Is it the sexist hierarchy in Asian countries, then, that makes these situations possible? Are Korean (or Philippino, or Chinese, or Vietnamese) women running away from a patriarchal system that treats them poorly, toward a more sensitive-new-age-guy culture? Or are they young and economically powerless and don't know they deserve more? Or do they simply recognize relationships like the ones Willy has as financial transactions?
 
I suppose it differs according to the country. I've heard of men going to the Philippines or Vietnam, renting a house, and hiring two women -- one for cooking and one for fucking. They couldn't get away with that in Korea -- women have more power here. But then how can a disgusting amoral shitbag like Willy get away with having a Korean girlfriend and asking me to have dinner with him sometime?
 
Okay, there are disgusting amoral fucks everywhere in the world, both male and female, who are not necessarily examples of class and ethnic domination. But -- but the question remains: what makes men like Willy think they can get away with it?
 
And the answer? Because they can, yes. But also because of women like me. Because I didn't do any one of the half dozen things that would have put a stop to Willy's kisses and hugs. Because I didn't change my seat. Because I didn't turn to him and say, "Please stop doing that, it makes me uncomfortable." Because I didn't answer, "The reason I won't go to dinner with you is that you're a repulsive, boring fuck who has no respect for women." Because I didn't look at him with the "back off" stare.
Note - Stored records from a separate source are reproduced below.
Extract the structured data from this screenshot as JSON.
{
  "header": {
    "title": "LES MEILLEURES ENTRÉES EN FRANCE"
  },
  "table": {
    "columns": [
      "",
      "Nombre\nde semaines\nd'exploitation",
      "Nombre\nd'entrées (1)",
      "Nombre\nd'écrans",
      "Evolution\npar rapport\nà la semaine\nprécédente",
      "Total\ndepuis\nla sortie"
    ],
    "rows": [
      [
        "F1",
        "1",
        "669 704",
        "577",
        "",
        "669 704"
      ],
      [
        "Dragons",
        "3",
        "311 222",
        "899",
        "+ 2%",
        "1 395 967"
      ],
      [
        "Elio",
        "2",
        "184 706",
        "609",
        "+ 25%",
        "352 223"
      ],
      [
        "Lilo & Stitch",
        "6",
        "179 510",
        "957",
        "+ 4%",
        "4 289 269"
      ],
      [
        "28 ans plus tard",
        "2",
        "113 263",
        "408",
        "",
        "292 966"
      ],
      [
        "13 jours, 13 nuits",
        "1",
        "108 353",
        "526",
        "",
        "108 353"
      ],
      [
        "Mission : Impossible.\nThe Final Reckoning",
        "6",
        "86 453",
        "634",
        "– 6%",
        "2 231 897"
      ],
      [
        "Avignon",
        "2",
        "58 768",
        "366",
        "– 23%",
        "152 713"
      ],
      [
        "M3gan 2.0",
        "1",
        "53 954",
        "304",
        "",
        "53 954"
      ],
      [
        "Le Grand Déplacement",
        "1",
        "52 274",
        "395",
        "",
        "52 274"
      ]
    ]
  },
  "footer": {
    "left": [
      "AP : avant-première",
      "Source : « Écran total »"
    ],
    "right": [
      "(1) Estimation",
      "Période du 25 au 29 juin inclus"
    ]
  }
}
Because when he said, multiple times, "oh, she doesn't like me" in a coy tone, I didn't say, "You're right, I don't, and stop touching me." Because I didn't say upfront, "Look, I went to Yale and I'm going to Harvard Law," which has the effect of freezing  men like Willy in their tracks, because they don't know how to behave around an intelligent woman. Because when he asked if he could hold my hand, I didn't say, "No, you can't, because your touching me makes my skin crawl because you're old enough to be my father, and I'm not one of your 'passive' Chinese women, I'm American-born and bred and you know you wouldn't be able to get away with this shit in Cleveland, Ohio, and why the FUCK do you think you can get away with it here?" 
  
I didn't do anything.
 
Why? Why? Why? How could I have just sat there and taken it?